Open tsturzl opened 7 years ago
This is a major issue. How can we fix this?
@promethe42 TeDB created by myself and @tsturzl. Read through the documentation for instructions on uses and abilities. Not benchmarked yet.
Thanks @marcusjwhelan . We've replaced NeDB with our own fork of LinvoDB3:
https://github.com/aerys/linvodb3
We're using Google's LevelDB as a backend. The DB is not fully in memory, and we've acceptable performances. We've also added support for mongoose via a driver:
I'm digging through the source to address an issue we're facing with index performance(Crippling CPU usage for upserts). I noticed that you are storing the entire document in the index rather than referencing to the data on the disk(or other storage APIs). This seems incredibly memory expensive, because one would assume the index would just hold the value being indexed(as the key) and a reference to the document(as the value), rather than the value being the entire document.
This means that this doesn't offer what you'd expect from an embedded database. This limits your database size by the amount of memory you have(or are willing to dedicate to your database). This seems really counter intuitive. Why not just have the storage driver be a KV store, and use the key as a reference to the document which would be stored as the value(as JSON)?

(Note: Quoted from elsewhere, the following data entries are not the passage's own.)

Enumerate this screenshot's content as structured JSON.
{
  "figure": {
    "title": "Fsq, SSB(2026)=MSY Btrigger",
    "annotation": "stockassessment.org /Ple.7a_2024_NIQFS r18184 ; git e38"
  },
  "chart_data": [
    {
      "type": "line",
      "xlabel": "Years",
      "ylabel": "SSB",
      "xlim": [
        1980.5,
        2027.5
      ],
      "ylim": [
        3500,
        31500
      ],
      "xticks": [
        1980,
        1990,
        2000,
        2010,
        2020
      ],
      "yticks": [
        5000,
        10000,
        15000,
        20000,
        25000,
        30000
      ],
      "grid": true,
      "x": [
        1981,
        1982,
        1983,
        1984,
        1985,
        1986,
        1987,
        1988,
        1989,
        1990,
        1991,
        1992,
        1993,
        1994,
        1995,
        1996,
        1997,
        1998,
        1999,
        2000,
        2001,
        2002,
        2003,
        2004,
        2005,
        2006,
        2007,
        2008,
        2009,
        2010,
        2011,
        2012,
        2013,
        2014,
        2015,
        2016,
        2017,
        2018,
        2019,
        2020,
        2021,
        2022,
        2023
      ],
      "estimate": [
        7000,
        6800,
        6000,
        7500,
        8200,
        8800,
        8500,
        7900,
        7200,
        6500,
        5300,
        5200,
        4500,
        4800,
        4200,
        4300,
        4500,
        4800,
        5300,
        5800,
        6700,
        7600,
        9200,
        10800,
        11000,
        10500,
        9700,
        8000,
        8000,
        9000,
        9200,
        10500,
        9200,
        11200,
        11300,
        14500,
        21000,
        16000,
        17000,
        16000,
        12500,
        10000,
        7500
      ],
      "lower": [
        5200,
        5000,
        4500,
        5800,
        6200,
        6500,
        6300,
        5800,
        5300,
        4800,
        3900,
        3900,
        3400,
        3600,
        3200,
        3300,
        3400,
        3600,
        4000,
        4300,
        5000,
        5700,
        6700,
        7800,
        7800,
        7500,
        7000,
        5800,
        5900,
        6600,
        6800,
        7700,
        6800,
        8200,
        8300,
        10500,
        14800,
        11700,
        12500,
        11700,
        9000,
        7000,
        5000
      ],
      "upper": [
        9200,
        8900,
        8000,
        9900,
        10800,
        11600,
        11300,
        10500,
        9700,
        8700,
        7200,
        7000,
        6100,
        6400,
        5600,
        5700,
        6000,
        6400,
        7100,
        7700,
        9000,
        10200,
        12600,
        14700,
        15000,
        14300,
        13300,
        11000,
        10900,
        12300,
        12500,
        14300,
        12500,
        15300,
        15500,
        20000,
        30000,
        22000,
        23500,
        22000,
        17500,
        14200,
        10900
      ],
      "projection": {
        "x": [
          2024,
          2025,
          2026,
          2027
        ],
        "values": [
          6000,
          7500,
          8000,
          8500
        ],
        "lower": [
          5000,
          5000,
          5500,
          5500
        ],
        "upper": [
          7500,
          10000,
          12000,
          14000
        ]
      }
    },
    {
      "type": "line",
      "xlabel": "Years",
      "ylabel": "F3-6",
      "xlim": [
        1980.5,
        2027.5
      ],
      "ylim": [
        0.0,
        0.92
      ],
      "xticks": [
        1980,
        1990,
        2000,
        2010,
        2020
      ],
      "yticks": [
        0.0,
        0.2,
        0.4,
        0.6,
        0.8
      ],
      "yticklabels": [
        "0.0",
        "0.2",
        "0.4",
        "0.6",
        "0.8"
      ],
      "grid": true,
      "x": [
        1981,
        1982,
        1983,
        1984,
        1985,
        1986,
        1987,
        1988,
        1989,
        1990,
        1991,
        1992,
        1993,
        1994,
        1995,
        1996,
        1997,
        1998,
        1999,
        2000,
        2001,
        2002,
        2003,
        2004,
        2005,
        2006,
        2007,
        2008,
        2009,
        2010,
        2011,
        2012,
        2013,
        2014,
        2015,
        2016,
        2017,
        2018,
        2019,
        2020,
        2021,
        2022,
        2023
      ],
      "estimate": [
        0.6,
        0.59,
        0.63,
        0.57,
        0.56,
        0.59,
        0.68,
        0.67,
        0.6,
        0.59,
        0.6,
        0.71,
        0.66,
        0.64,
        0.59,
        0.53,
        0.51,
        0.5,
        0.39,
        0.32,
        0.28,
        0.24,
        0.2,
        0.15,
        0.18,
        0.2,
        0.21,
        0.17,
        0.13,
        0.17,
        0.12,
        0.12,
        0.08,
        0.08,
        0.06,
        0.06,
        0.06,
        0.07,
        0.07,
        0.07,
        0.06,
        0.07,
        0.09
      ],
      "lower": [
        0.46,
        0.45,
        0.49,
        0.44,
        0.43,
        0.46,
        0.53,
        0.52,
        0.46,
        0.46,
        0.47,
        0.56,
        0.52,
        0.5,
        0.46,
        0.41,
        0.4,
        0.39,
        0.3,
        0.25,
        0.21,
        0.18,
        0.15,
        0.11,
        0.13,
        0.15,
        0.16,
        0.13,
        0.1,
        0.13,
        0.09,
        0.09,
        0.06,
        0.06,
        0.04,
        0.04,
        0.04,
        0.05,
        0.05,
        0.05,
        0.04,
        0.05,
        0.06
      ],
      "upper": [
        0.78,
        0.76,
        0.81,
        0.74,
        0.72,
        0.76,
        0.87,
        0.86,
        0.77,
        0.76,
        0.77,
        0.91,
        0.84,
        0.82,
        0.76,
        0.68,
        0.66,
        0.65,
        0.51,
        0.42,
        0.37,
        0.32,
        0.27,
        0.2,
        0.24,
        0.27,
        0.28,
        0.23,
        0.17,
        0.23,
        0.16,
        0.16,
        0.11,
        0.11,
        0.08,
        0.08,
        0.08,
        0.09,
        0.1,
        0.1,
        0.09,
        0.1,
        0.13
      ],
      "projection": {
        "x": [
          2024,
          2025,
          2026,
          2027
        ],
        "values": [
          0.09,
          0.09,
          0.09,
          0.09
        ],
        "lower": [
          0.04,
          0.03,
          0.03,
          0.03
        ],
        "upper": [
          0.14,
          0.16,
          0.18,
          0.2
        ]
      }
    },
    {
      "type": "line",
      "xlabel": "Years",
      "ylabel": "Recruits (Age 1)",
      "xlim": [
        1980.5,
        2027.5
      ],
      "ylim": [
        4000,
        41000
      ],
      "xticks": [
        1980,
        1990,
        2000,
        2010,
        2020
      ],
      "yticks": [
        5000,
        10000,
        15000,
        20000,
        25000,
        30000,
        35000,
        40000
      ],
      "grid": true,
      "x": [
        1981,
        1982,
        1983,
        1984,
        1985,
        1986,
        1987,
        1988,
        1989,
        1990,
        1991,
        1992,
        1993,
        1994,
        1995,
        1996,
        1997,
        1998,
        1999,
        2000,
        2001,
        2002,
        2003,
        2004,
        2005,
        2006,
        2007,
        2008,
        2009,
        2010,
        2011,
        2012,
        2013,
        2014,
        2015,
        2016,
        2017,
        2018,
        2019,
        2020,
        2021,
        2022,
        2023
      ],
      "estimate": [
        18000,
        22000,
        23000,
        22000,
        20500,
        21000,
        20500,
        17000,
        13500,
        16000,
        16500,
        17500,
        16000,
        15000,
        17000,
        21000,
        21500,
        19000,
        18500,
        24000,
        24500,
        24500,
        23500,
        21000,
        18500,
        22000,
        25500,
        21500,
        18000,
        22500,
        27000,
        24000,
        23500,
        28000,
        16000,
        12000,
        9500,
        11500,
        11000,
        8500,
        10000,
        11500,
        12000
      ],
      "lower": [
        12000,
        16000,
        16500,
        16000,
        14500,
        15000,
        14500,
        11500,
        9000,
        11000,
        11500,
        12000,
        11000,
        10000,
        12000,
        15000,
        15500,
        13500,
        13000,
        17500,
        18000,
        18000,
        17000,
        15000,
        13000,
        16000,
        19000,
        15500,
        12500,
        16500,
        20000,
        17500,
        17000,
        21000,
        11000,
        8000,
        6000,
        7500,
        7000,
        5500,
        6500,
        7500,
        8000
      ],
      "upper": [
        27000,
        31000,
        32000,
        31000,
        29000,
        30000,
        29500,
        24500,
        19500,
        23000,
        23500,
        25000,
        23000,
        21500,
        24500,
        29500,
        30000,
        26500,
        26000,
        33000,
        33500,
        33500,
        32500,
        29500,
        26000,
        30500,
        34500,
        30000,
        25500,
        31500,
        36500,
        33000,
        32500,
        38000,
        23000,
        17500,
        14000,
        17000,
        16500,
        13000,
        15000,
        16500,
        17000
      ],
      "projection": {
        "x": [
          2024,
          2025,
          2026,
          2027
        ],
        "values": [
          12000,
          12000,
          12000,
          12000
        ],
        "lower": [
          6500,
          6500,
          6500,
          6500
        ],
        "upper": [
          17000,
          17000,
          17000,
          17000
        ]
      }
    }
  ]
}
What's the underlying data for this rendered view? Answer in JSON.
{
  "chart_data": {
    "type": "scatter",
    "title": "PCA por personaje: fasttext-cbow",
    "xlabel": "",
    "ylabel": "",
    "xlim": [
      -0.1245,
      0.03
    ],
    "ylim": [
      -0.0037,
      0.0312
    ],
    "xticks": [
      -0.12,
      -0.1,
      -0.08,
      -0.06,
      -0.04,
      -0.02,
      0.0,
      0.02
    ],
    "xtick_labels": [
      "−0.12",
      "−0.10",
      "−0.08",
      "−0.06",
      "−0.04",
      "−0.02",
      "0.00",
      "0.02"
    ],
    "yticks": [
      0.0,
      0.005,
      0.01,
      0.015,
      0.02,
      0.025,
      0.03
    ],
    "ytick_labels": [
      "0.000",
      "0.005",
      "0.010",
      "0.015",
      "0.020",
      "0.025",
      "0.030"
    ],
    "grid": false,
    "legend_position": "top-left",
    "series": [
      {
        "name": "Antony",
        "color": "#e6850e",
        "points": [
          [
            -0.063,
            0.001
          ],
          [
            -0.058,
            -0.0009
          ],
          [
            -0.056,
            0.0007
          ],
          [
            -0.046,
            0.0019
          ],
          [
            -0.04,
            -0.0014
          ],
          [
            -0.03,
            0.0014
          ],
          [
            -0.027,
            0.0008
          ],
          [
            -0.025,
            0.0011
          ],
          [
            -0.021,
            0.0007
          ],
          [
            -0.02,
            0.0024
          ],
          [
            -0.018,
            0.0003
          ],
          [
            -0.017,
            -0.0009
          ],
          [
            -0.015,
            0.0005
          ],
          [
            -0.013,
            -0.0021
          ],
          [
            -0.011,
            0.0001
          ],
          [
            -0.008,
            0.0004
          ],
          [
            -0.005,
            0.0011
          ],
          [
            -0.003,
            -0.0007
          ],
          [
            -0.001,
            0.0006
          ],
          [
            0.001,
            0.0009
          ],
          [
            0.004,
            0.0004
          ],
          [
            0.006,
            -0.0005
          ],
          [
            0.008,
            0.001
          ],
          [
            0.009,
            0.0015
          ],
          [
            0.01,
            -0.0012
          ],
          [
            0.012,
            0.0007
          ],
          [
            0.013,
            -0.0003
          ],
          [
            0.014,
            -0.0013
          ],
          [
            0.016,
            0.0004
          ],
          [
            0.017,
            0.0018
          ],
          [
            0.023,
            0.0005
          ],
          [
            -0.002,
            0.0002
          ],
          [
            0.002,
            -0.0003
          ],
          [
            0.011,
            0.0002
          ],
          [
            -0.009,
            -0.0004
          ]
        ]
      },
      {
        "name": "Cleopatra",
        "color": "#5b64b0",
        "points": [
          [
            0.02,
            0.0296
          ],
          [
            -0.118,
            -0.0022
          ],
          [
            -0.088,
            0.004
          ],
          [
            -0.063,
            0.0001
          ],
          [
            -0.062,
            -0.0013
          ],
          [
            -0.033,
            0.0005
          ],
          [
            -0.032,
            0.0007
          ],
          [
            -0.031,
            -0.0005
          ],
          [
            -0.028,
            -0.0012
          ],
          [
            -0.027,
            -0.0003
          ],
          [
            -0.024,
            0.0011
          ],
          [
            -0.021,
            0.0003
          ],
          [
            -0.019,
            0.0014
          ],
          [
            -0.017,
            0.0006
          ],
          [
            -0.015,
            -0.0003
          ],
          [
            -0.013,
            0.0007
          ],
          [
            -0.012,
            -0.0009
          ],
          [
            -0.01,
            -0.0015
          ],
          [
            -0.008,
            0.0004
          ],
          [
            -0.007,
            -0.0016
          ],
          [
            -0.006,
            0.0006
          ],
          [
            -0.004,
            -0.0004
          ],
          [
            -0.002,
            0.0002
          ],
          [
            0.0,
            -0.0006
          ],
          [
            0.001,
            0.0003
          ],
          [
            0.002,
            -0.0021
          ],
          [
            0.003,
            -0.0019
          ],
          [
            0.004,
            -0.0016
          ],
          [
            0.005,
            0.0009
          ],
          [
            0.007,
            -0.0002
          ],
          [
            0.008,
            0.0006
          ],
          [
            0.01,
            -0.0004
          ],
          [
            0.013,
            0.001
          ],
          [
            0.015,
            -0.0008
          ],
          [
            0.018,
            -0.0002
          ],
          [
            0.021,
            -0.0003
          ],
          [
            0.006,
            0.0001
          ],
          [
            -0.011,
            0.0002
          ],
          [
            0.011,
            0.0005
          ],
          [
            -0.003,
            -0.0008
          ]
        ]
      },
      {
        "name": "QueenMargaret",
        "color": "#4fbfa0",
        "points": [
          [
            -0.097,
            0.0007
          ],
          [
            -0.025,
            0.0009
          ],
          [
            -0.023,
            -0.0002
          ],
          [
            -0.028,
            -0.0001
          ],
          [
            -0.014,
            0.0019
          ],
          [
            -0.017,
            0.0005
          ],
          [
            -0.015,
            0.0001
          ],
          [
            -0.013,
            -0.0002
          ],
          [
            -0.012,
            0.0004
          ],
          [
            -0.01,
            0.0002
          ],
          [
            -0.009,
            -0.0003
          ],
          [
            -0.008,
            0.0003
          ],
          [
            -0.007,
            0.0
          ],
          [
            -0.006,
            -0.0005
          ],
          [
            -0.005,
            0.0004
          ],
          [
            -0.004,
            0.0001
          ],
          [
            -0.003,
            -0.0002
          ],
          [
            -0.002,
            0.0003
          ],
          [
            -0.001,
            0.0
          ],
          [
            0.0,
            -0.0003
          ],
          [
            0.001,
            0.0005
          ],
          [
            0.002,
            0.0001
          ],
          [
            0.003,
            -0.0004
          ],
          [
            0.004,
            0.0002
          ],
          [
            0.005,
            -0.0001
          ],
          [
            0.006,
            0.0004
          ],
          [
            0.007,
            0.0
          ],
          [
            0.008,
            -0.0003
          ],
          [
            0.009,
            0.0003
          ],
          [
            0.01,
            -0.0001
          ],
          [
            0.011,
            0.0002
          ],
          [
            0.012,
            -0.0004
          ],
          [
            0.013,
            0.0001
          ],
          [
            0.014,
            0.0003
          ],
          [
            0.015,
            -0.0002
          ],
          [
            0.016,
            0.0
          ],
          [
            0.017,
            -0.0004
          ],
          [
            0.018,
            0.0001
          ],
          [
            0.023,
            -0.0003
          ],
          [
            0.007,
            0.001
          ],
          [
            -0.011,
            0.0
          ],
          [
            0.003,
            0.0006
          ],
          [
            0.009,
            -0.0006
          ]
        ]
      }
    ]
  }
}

I don't see this being a huge performance impact, as the OS should be caching the file. Sure storing the entire document in the index IS going to be faster every single time, but it's NOT practical in most use cases. Of course none of this is easy without having a proper memory mapped file, but most of your storage backends(other than file storage) would basically handle this for you.
I'd say most people who use this have no idea that this is happening, hence the multiple issues filed complaining about incredibly high memory usage for large datasets. Because the entire dataset is stored in memory the moment you create a single index on the datastore. You should either fix this or make clear mention of this in the README.